L’étude publiée aujourd’hui dans Alzheimer et démence : diagnostic, évaluation et surveillance de la maladieun journal de l’Association Alzheimer, a examiné le régime alimentaire et la santé cognitive de plus de 2 100 adultes australiens d’âge moyen et plus âgés et sans démence.

Les résultats démontrent qu’une légère augmentation quotidienne de la consommation d’aliments ultra-transformés (UPF) est liée à une baisse mesurable de la capacité d’attention, même si une personne mange sainement.

L’auteur principal, le Dr Barbara Cardoso, du Département de nutrition, de diététique et d’alimentation et du Victorian Heart Institute de l’Université Monash, a déclaré que l’étude renforce un lien clair entre la fabrication industrielle d’aliments et le déclin cognitif.

Pour mettre nos résultats en perspective, une augmentation de 10 % des UPF équivaut à peu près à l’ajout d’un paquet standard de chips à votre alimentation quotidienne.

Pour chaque augmentation de 10 % de la consommation d’aliments ultra-transformés par une personne, nous constatons une baisse distincte et mesurable de sa capacité de concentration.

En termes cliniques, cela s’est traduit par des scores systématiquement inférieurs aux tests cognitifs standardisés mesurant l’attention visuelle et la vitesse de traitement.
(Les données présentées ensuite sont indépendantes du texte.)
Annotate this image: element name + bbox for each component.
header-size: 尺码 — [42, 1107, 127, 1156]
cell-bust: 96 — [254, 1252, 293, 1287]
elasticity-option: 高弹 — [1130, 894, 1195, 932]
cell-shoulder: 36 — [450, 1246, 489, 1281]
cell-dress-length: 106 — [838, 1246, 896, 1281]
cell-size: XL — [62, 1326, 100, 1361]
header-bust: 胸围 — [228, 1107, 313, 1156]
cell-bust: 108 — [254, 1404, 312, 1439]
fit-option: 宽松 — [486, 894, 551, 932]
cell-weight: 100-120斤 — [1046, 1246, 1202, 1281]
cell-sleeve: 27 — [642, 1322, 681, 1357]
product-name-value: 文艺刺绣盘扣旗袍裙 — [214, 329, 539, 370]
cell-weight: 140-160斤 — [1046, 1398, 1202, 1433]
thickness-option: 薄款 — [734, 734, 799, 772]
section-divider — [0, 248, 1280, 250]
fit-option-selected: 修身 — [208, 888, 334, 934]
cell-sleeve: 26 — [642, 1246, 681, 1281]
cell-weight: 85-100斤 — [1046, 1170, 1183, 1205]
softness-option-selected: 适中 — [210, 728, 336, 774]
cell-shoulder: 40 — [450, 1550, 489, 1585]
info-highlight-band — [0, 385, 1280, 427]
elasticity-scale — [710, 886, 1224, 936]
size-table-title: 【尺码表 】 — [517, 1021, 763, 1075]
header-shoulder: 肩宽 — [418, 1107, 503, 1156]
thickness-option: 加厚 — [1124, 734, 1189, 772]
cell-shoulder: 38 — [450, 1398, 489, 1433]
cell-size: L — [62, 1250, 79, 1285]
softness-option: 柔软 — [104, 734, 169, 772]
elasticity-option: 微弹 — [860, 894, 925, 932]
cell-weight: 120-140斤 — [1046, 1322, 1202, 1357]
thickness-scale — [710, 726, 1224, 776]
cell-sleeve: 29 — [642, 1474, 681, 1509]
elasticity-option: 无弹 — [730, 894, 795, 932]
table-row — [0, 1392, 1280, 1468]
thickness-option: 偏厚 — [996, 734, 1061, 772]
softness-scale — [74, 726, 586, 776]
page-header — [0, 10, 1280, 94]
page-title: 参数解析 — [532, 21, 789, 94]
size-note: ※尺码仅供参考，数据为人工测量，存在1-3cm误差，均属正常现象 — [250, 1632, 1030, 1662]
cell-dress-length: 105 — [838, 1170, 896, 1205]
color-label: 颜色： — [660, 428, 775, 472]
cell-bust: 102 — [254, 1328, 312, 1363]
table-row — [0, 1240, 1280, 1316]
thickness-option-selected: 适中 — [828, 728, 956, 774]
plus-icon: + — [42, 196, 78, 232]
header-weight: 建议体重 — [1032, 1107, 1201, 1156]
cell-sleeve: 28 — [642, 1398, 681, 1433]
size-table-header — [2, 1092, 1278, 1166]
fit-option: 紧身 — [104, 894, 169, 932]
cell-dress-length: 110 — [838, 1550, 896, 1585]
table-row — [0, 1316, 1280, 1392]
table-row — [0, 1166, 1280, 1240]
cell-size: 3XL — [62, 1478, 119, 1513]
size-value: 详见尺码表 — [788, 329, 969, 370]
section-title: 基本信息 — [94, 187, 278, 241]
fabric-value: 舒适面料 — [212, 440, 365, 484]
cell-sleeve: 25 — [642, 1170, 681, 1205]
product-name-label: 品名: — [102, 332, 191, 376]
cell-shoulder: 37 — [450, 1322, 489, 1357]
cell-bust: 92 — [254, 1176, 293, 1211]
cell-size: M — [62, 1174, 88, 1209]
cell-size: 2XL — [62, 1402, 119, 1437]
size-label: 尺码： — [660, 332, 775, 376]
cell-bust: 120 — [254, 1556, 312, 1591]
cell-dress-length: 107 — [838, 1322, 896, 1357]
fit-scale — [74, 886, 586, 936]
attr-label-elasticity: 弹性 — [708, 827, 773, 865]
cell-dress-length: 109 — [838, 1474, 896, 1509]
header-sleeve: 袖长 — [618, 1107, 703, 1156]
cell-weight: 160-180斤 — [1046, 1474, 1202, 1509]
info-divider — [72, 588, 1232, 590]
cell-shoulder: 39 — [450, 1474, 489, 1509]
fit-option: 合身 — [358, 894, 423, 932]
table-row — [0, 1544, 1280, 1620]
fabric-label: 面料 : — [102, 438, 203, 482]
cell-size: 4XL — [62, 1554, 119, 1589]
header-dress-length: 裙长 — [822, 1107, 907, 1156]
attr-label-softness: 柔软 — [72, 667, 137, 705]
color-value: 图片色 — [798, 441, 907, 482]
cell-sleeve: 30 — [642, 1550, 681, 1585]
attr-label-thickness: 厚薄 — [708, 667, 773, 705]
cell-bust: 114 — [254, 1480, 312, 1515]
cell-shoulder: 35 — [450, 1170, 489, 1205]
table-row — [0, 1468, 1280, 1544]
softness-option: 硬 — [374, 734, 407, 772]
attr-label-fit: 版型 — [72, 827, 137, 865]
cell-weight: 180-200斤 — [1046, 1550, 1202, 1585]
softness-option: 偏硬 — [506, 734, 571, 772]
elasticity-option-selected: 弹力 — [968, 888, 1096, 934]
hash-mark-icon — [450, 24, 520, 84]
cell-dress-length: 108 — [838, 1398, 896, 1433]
Dr Barbara Cardoso, Département de nutrition, de diététique et d’alimentation et Victoria Heart Institute de l’Université Monash

Les participants à l’étude ont consommé environ 41 pour cent de leur énergie quotidienne provenant des UPF, ce qui reflète étroitement la moyenne nationale australienne de 42 pour cent.

Les UPF comprennent des produits du quotidien comme les boissons gazeuses, les collations salées emballées et les plats cuisinés – essentiellement tout ce qui n’est pas des aliments entiers frais.

Étant donné que les effets négatifs des UPF se produisent quelle que soit la qualité globale de l’alimentation d’une personne, même pour les personnes qui suivent un régime méditerranéen sain, les chercheurs affirment que le degré de transformation des aliments joue un rôle essentiel dans les dommages.

« L’ultra-transformation alimentaire détruit souvent la structure naturelle des aliments et introduit des substances potentiellement nocives telles que des additifs artificiels ou des produits chimiques de transformation », a déclaré le Dr Cardoso.

« Ces additifs suggèrent que le lien entre l’alimentation et la fonction cognitive va au-delà du simple manque d’aliments considérés comme sains, et mettent en évidence des mécanismes liés au degré de transformation des aliments lui-même. »

Manger plus d’UPF était lié à une augmentation des facteurs de risque de démence, qui incluent des problèmes de santé tels que l’hypertension artérielle ou l’obésité qui peuvent être gérés activement pour protéger le cerveau.

Bien que l’étude n’ait pas trouvé d’association directe entre les UPF et la perte de mémoire, la capacité d’attention est le fondement de nombreuses opérations cérébrales importantes, telles que l’apprentissage et la résolution de problèmes.